"Until he is avenged," she would say; "until his murderers have suffered what he suffered, if that be possible!"

Behind her, leaning on the back of her chair, was her young daughter, a girl of sixteen--that child who had never seen her father's face, who had been brought over to France by stealth in swaddling clothes, who had suffered all the miseries of exile, and shared all the poverty which her mother's position had forced upon them.

Everybody knows the story of how the queen kept this child in bed in winter, because they could afford no fire in their room. Possibly she did this to shame the king, Louis XIV, who denied the necessaries of existence to the daughter of Henry IV.

The princess was at the present time just passing from girlhood into womanhood. She gave promise of great beauty, which was to be fully realized. There was a triumphant look on her face; indeed, on the faces of all those present, for kneeling at the queen's feet was a messenger who had just arrived from Holland bearing the news that a deputation from England had waited on her son, Charles II, and had invited him back to England, entreating him to suffer himself to be placed upon that throne which had cost his father his life.

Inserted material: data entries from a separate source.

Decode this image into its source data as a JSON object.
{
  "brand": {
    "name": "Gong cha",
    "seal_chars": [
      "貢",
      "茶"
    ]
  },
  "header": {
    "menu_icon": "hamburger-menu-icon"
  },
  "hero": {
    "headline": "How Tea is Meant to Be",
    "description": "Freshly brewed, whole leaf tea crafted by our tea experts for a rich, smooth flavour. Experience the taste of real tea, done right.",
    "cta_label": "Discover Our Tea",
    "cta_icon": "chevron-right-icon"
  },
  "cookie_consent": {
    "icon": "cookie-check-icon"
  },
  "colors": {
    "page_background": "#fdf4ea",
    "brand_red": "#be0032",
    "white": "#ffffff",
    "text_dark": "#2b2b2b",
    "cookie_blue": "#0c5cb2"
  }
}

After the envoy had delivered his message, a great silence fell upon all present. The queen, for a few seconds, seemed incapable of realizing the truth. It is at this moment we introduce our readers to her court.

Suddenly a little voice broke the silence, and a childish figure, a girl of ten or eleven years old, sprang forward, and holding out with both her little hands a somewhat shabby white satin gown, she pirouetted into the centre of the room, and, dancing on the tips of her toes, sang gaily: "The king has come in to his own again; the king has come in to his own!"

The ice was broken: a general movement took place. A young woman in a tight-fitting black gown and a white cap sprang after the child and passionately shook her.

"How dare you; how dare you!" she exclaimed; but the child twisted herself free of her, and ran lightly to the Princess Henrietta, hiding herself in the folds of her gown.

"Let her alone," said the queen, "she has spoken for us all." And a smile such as had not been seen on that royal face for many a day crept over the widowed queen's countenance. Regaining her self-command, she said to the messenger still kneeling before her:

"I thank you for the haste you have made in coming to us, and I bid you return with equal haste to my dear son, and tell his majesty that all loyal hearts rejoice with him, and that we await but his command to join him in England. Until then we will abide here as patient and loyal subjects."